To run FL, we generate a new FL config file from the previous one and simply run OctaiFL as before.

[ ]:
import yaml


with open('./configs/fl_config.yml', 'r') as f:
    config = yaml.safe_load(f)

model_specs = {
    'type': 'custom_ad_torch',
    'name': 'water_quality_ad_custom',
    'model_params': {
        'loss_fn': 'cross_entropy',
        'scaling': 'standard',
        'metric': 'f1_score',
        'epochs': 100,
        'batch_size': 32,
        'num_lags': 3
    },
    'custom_model': {
        'file_path': './dnn_ad_model.py'
    }
}

config['model_specs'] = model_specs

with open('./configs/fl_config_custom_model.yml', 'w') as f:
    yaml.safe_dump(config, f)
[ ]:
from octaipipe.federated_learning.run_fl import OctaiFL


config_path: str = './configs/fl_config_custom_model.yml'
strategy = {'min_available_clients': 2}

fl = OctaiFL(config_path, strategy)
fl.run()

Now, let’s again look at the experiment, model and evaluation in the registry.

[ ]:
from octaipipe import experiments


exps = experiments.get_experiment_by_id('cc35e5a7')
exps
[ ]:
from octaipipe import models


mods = models.find_models_by_experiment_id('cc35e5a7')
mods
[ ]:
from octaipipe_core.client.evaluation_client import EvaluationClient
import pandas as pd


eval_client = EvaluationClient()
evals = eval_client.get_evaluation_model_id('c4292d2b')
pd.DataFrame(evals).sort_values('communicationRound')

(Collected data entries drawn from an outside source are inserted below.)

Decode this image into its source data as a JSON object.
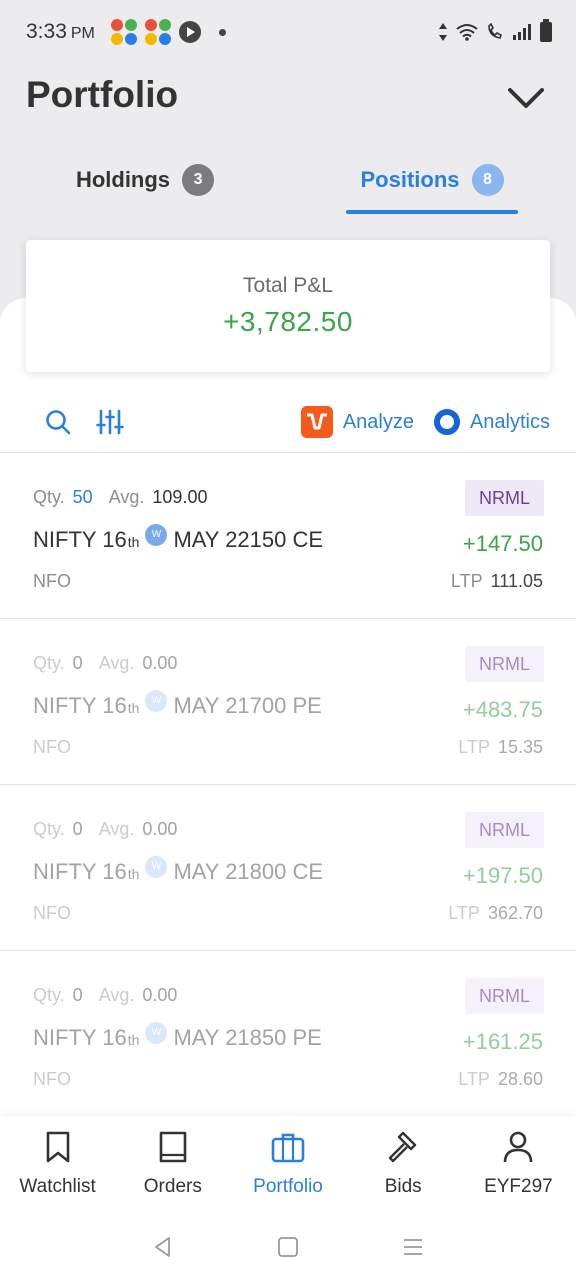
{
  "status_bar": {
    "time": "3:33",
    "ampm": "PM"
  },
  "header": {
    "title": "Portfolio"
  },
  "tabs": [
    {
      "label": "Holdings",
      "count": "3"
    },
    {
      "label": "Positions",
      "count": "8"
    }
  ],
  "summary": {
    "label": "Total P&L",
    "value": "+3,782.50"
  },
  "toolbar": {
    "analyze_label": "Analyze",
    "analytics_label": "Analytics"
  },
  "positions": [
    {
      "qty_label": "Qty.",
      "qty": "50",
      "avg_label": "Avg.",
      "avg": "109.00",
      "product": "NRML",
      "name_prefix": "NIFTY 16",
      "name_sup": "th",
      "weekly": "W",
      "name_suffix": "MAY 22150 CE",
      "pnl": "+147.50",
      "exchange": "NFO",
      "ltp_label": "LTP",
      "ltp": "111.05"
    },
    {
      "qty_label": "Qty.",
      "qty": "0",
      "avg_label": "Avg.",
      "avg": "0.00",
      "product": "NRML",
      "name_prefix": "NIFTY 16",
      "name_sup": "th",
      "weekly": "W",
      "name_suffix": "MAY 21700 PE",
      "pnl": "+483.75",
      "exchange": "NFO",
      "ltp_label": "LTP",
      "ltp": "15.35"
    },
    {
      "qty_label": "Qty.",
      "qty": "0",
      "avg_label": "Avg.",
      "avg": "0.00",
      "product": "NRML",
      "name_prefix": "NIFTY 16",
      "name_sup": "th",
      "weekly": "W",
      "name_suffix": "MAY 21800 CE",
      "pnl": "+197.50",
      "exchange": "NFO",
      "ltp_label": "LTP",
      "ltp": "362.70"
    },
    {
      "qty_label": "Qty.",
      "qty": "0",
      "avg_label": "Avg.",
      "avg": "0.00",
      "product": "NRML",
      "name_prefix": "NIFTY 16",
      "name_sup": "th",
      "weekly": "W",
      "name_suffix": "MAY 21850 PE",
      "pnl": "+161.25",
      "exchange": "NFO",
      "ltp_label": "LTP",
      "ltp": "28.60"
    }
  ],
  "bottom_nav": [
    {
      "label": "Watchlist",
      "icon": "bookmark-icon"
    },
    {
      "label": "Orders",
      "icon": "book-icon"
    },
    {
      "label": "Portfolio",
      "icon": "briefcase-icon"
    },
    {
      "label": "Bids",
      "icon": "gavel-icon"
    },
    {
      "label": "EYF297",
      "icon": "user-icon"
    }
  ],
  "colors": {
    "accent": "#2a7fde",
    "profit": "#3aa54a",
    "product_bg": "#efe8f7",
    "product_text": "#6a3f9e"
  }
}
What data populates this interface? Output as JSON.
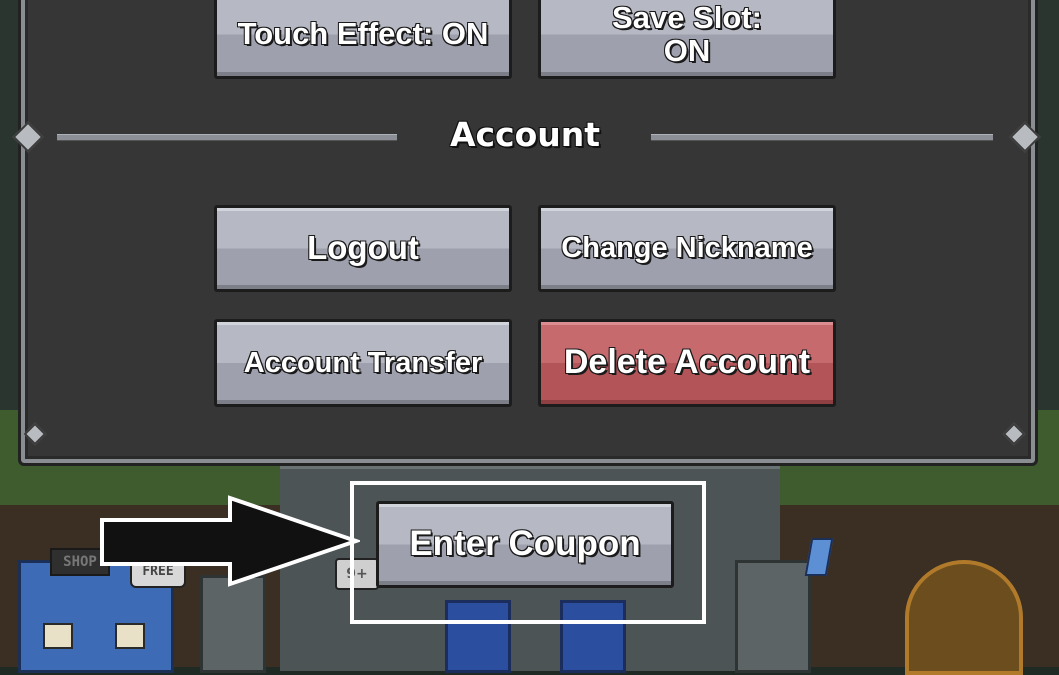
{
  "settings_panel": {
    "top_buttons": {
      "touch_effect": "Touch Effect: ON",
      "save_slot": "Save Slot:\nON"
    },
    "account_section": {
      "title": "Account",
      "logout": "Logout",
      "change_nickname": "Change Nickname",
      "account_transfer": "Account Transfer",
      "delete_account": "Delete Account"
    }
  },
  "coupon": {
    "enter_coupon": "Enter Coupon"
  },
  "background": {
    "shop_sign": "SHOP",
    "free_sign": "FREE",
    "badge_count": "9+"
  },
  "colors": {
    "panel_bg": "#363636",
    "button_gray": "#b6b9c4",
    "button_red": "#c76a6e",
    "highlight_outline": "#ffffff"
  },
  "icons": [
    "arrow-right-icon",
    "corner-gem-icon"
  ]
}
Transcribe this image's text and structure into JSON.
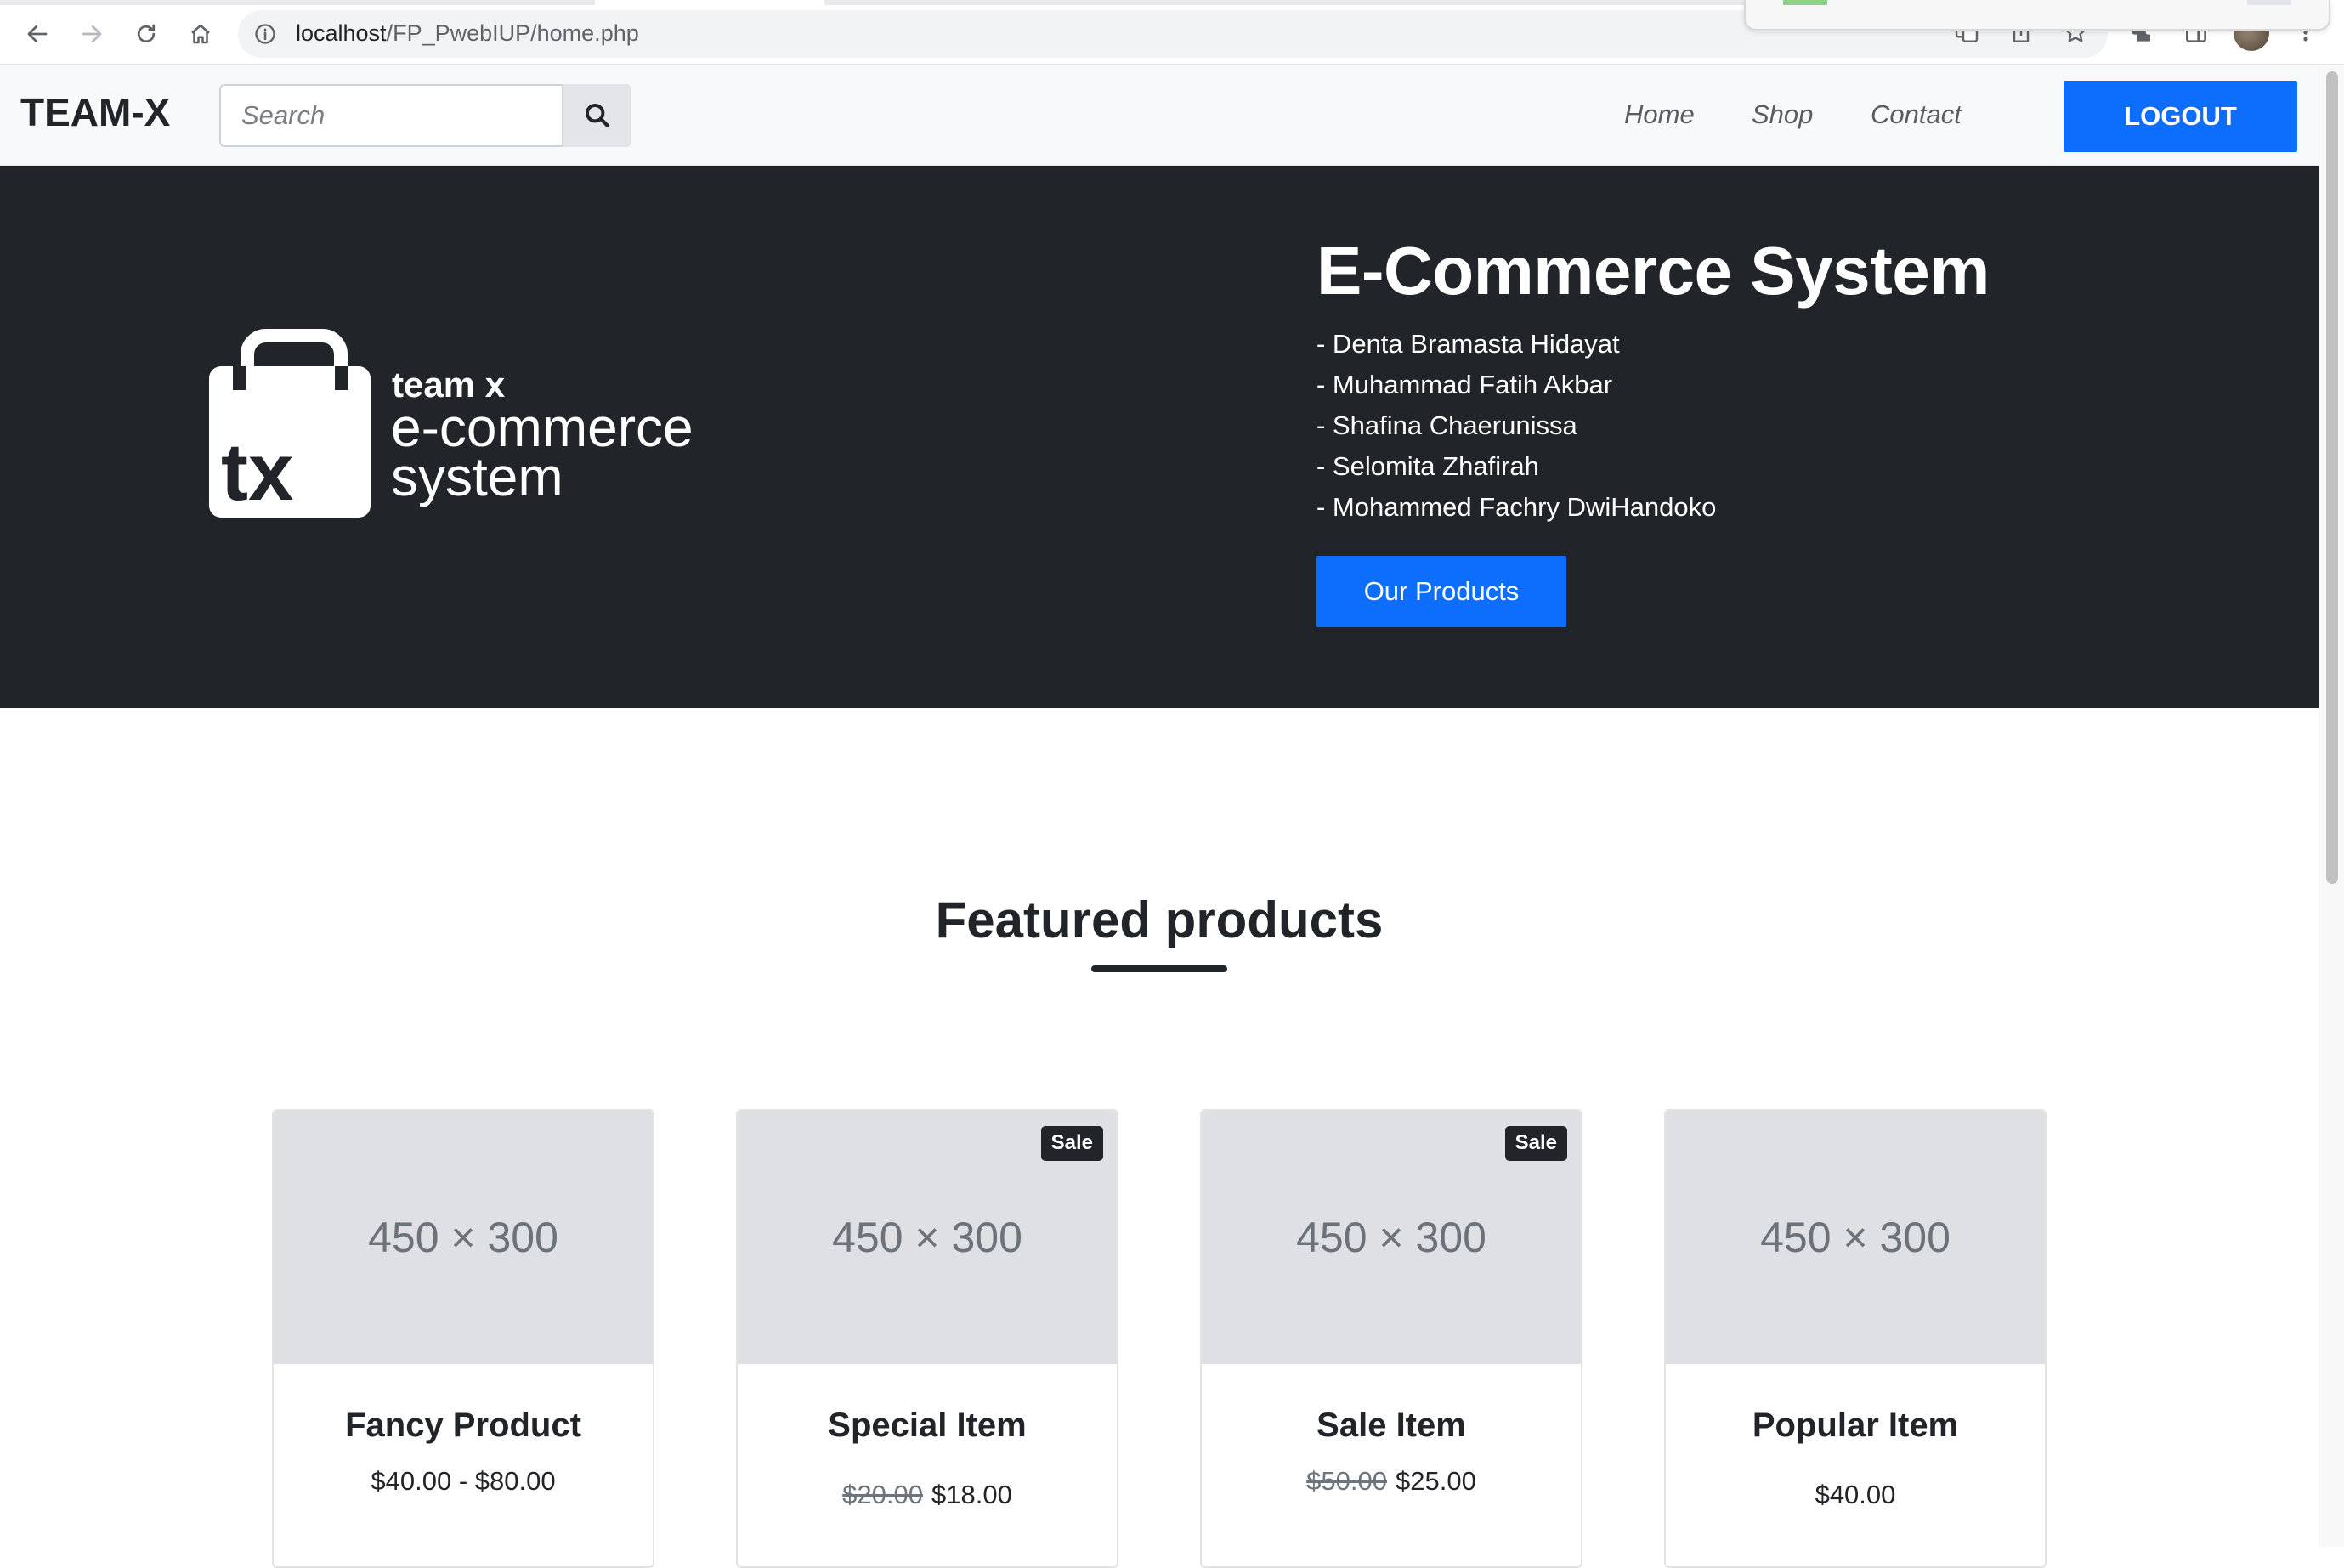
{
  "browser": {
    "url_host": "localhost",
    "url_path": "/FP_PwebIUP/home.php"
  },
  "navbar": {
    "brand": "TEAM-X",
    "search_placeholder": "Search",
    "links": [
      "Home",
      "Shop",
      "Contact"
    ],
    "logout_label": "LOGOUT"
  },
  "hero": {
    "logo": {
      "badge_text": "tx",
      "line1": "team x",
      "line2": "e-commerce",
      "line3": "system"
    },
    "title": "E-Commerce System",
    "members": [
      "- Denta Bramasta Hidayat",
      "- Muhammad Fatih Akbar",
      "- Shafina Chaerunissa",
      "- Selomita Zhafirah",
      "- Mohammed Fachry DwiHandoko"
    ],
    "button_label": "Our Products"
  },
  "featured": {
    "title": "Featured products",
    "products": [
      {
        "image_text": "450 × 300",
        "badge": "",
        "name": "Fancy Product",
        "old_price": "",
        "price": "$40.00 - $80.00"
      },
      {
        "image_text": "450 × 300",
        "badge": "Sale",
        "name": "Special Item",
        "old_price": "$20.00",
        "price": "$18.00"
      },
      {
        "image_text": "450 × 300",
        "badge": "Sale",
        "name": "Sale Item",
        "old_price": "$50.00",
        "price": "$25.00"
      },
      {
        "image_text": "450 × 300",
        "badge": "",
        "name": "Popular Item",
        "old_price": "",
        "price": "$40.00"
      }
    ]
  },
  "colors": {
    "primary": "#0d6efd",
    "dark": "#212529",
    "navbar_bg": "#f8f9fa",
    "placeholder_bg": "#dee0e4"
  }
}
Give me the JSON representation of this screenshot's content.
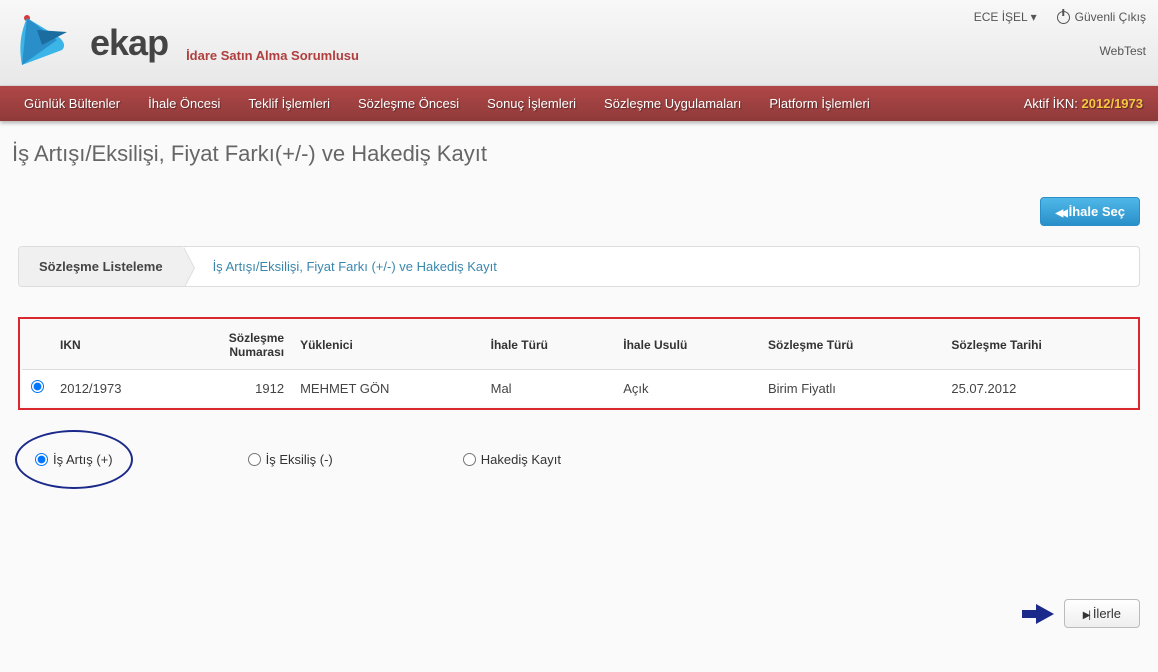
{
  "header": {
    "logo_text": "ekap",
    "subtitle": "İdare Satın Alma Sorumlusu",
    "user_name": "ECE İŞEL",
    "dropdown_symbol": "▾",
    "logout_label": "Güvenli Çıkış",
    "env_label": "WebTest"
  },
  "navbar": {
    "items": [
      "Günlük Bültenler",
      "İhale Öncesi",
      "Teklif İşlemleri",
      "Sözleşme Öncesi",
      "Sonuç İşlemleri",
      "Sözleşme Uygulamaları",
      "Platform İşlemleri"
    ],
    "active_ikn_label": "Aktif İKN:",
    "active_ikn_value": "2012/1973"
  },
  "page": {
    "title": "İş Artışı/Eksilişi, Fiyat Farkı(+/-) ve Hakediş Kayıt"
  },
  "actions": {
    "ihale_sec": "İhale Seç"
  },
  "breadcrumb": {
    "items": [
      {
        "label": "Sözleşme Listeleme",
        "active": true
      },
      {
        "label": "İş Artışı/Eksilişi, Fiyat Farkı (+/-) ve Hakediş Kayıt",
        "active": false
      }
    ]
  },
  "table": {
    "headers": {
      "ikn": "IKN",
      "sozlesme_no": "Sözleşme Numarası",
      "yuklenici": "Yüklenici",
      "ihale_turu": "İhale Türü",
      "ihale_usulu": "İhale Usulü",
      "sozlesme_turu": "Sözleşme Türü",
      "sozlesme_tarihi": "Sözleşme Tarihi"
    },
    "rows": [
      {
        "selected": true,
        "ikn": "2012/1973",
        "sozlesme_no": "1912",
        "yuklenici": "MEHMET GÖN",
        "ihale_turu": "Mal",
        "ihale_usulu": "Açık",
        "sozlesme_turu": "Birim Fiyatlı",
        "sozlesme_tarihi": "25.07.2012"
      }
    ]
  },
  "options": {
    "is_artis": "İş Artış (+)",
    "is_eksilis": "İş Eksiliş (-)",
    "hakedis_kayit": "Hakediş Kayıt"
  },
  "footer": {
    "ilerle": "İlerle"
  }
}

Results for this differ slightly every time given how the network initializes, but this solution would normally result in an f1-score of around 0.03-0.04. Comparing this to the submissions of the GECCO challenge 2018, we place somewhere around 10th. The aim here is not to win the competition, but rather to show how very simple adjustments to model architecture and data processing can improve model performance.

If you want to see if you can do better, try to edit the architecture or data manipulation in configs/dnn_ad_model.py.

Hint: Swap out the downsampling to focal loss criterion or consider using convolutional layers instead of fully connected layers.